Andersherum sind Ältere nicht persönlich auf die Folgen einer langfristigen Politik angewiesen und könnten daher kurzfristige und schädlichere Ziele in den Vordergrund stellen. Ein Beispiel hierfür sind die schädlichen, aber günstigeren fossile Brennstoffe statt entwicklungsintensiven erneuerbaren Energien. Weiterhin wäre das Alter nur eine Metrik, die in diesem Beispiel zurande gezogen würde. Sie gleicht also andere Arten von Benachteiligung – zum Beispiel nach Geschlecht oder Herkunft – nicht aus.
TikTok-Tänze gegen rechts
Die beiden Podcaster wollen mit diesem Gedankenspiel ein Zeichen für junge Leute setzen. Sie kritisieren aktuelle politische Akteure in Deutschland, die als Antwort auf die Radikalisierung vieler junger Wähler erfolglose Social Media-Offensiven fahren. Die Anbiederung ist ihrer Meinung nach durchschaubar und lenke von dem Mangel an Realpolitik für ihre Altersgruppen ab.
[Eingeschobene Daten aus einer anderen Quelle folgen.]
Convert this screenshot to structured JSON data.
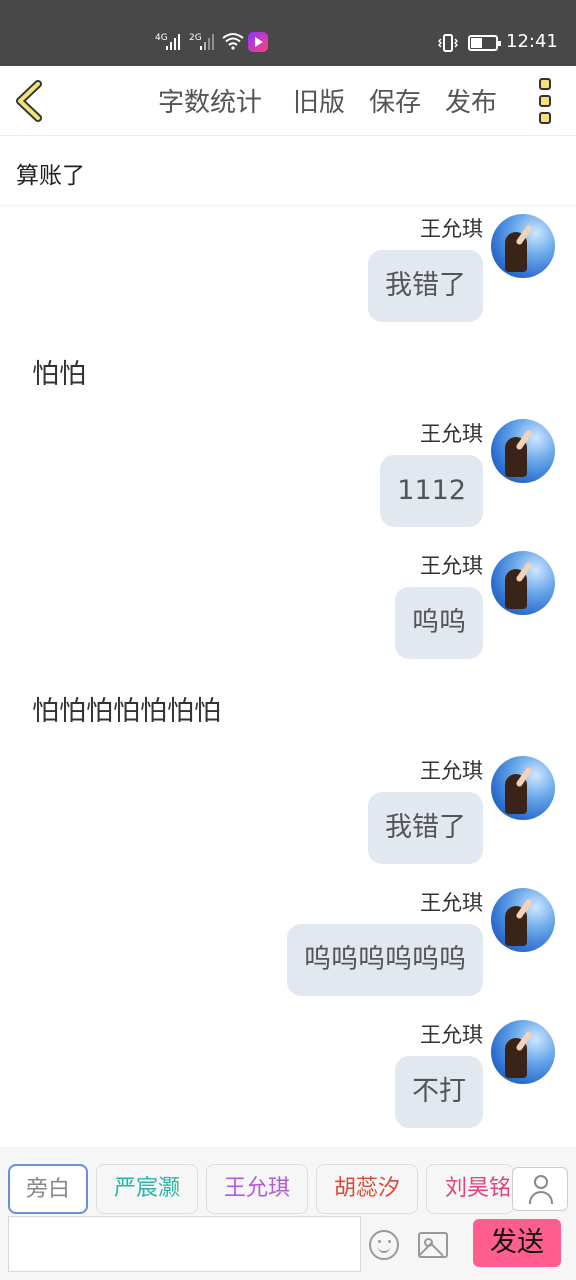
{
  "status_bar": {
    "network_1": "4G",
    "network_2": "2G",
    "time": "12:41"
  },
  "toolbar": {
    "word_count": "字数统计",
    "old_version": "旧版",
    "save": "保存",
    "publish": "发布"
  },
  "story_title": "算账了",
  "messages": [
    {
      "name": "王允琪",
      "text": "我错了"
    },
    {
      "narration": "怕怕"
    },
    {
      "name": "王允琪",
      "text": "1112"
    },
    {
      "name": "王允琪",
      "text": "呜呜"
    },
    {
      "narration": "怕怕怕怕怕怕怕"
    },
    {
      "name": "王允琪",
      "text": "我错了"
    },
    {
      "name": "王允琪",
      "text": "呜呜呜呜呜呜"
    },
    {
      "name": "王允琪",
      "text": "不打"
    }
  ],
  "characters": [
    {
      "label": "旁白",
      "color": "#888888"
    },
    {
      "label": "严宸灏",
      "color": "#2bb5a8"
    },
    {
      "label": "王允琪",
      "color": "#b35ad8"
    },
    {
      "label": "胡蕊汐",
      "color": "#d94a3a"
    },
    {
      "label": "刘昊铭",
      "color": "#e0437e"
    }
  ],
  "composer": {
    "send_label": "发送"
  },
  "icons": {
    "back": "chevron-left-icon",
    "more": "more-vertical-icon",
    "emoji": "smiley-icon",
    "image": "image-icon",
    "person": "person-icon"
  }
}
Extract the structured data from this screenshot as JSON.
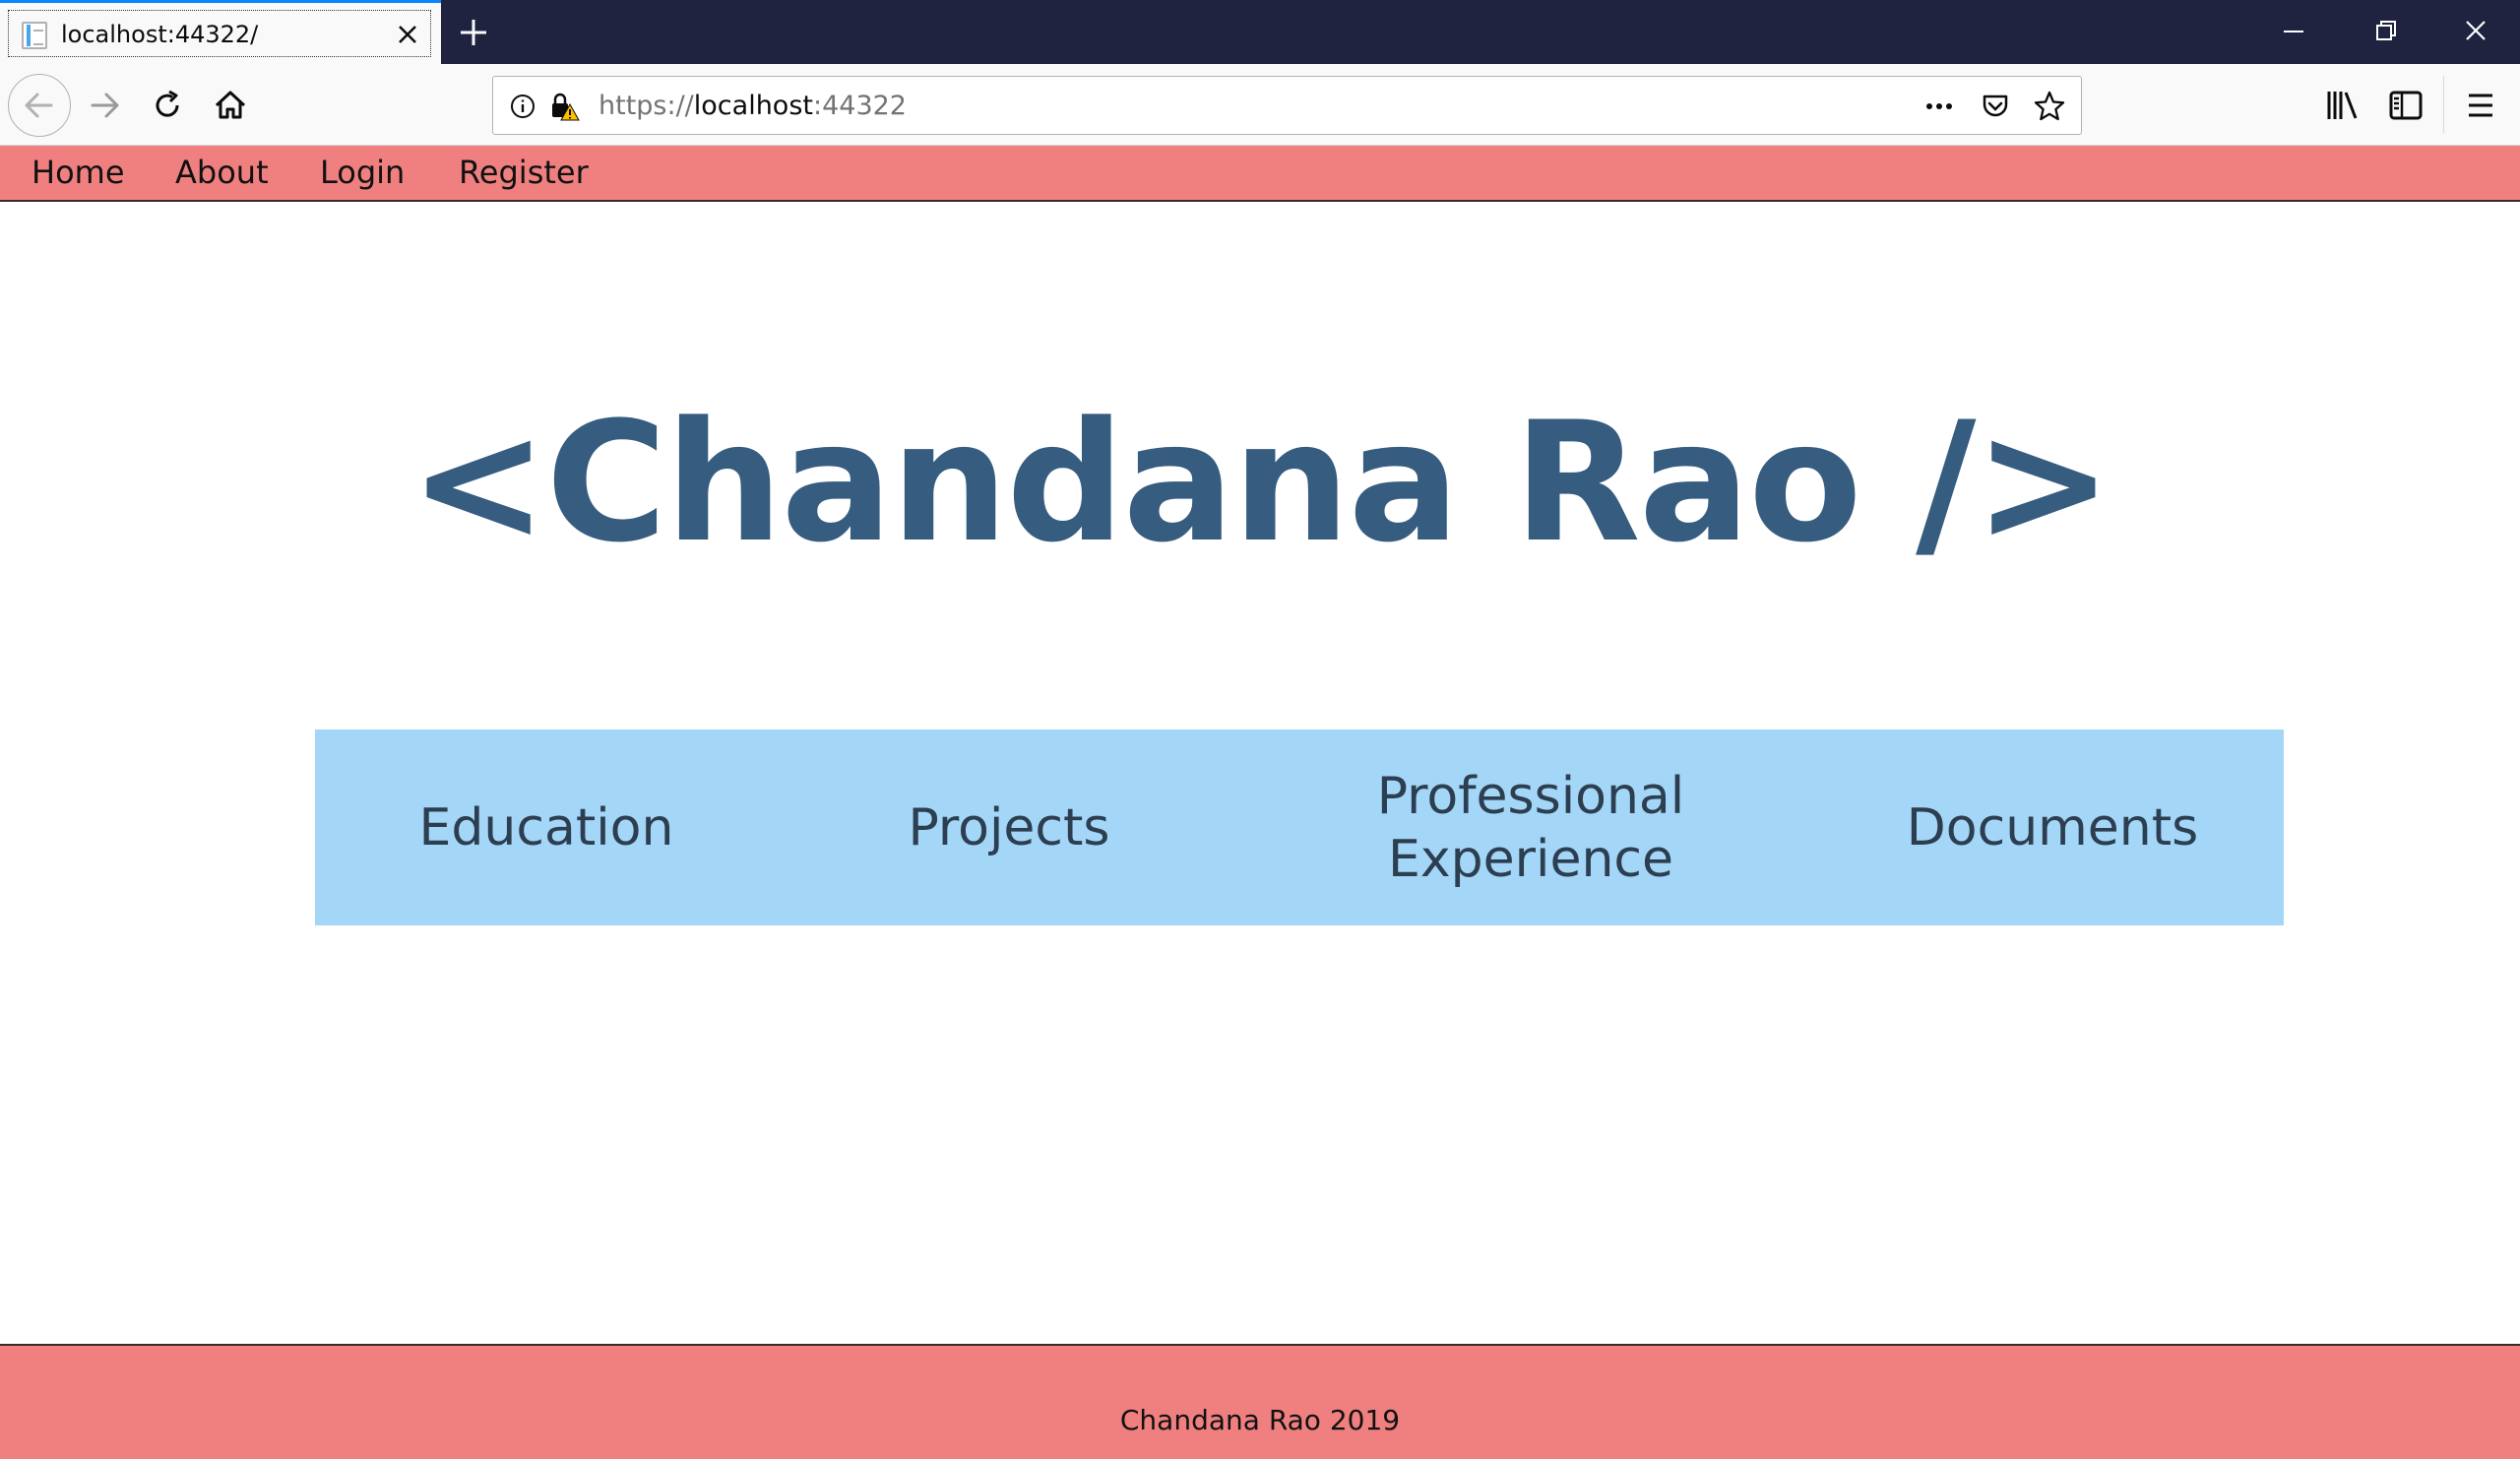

Auch wenn der Ansatz zwar einige Probleme in Angriff nehmen würde, schafft er mindestens genauso viele neue. Aktuell sieht es nicht so aus, als würde sich der Trend der allgemeinen Überdrüssigkeit junger Menschen und mit einer Tendenz nach rechts umkehren. Es bleibt zu hoffen, dass die demokratischen Parteien rechtzeitig vor diesen fahrenden Zug kommen.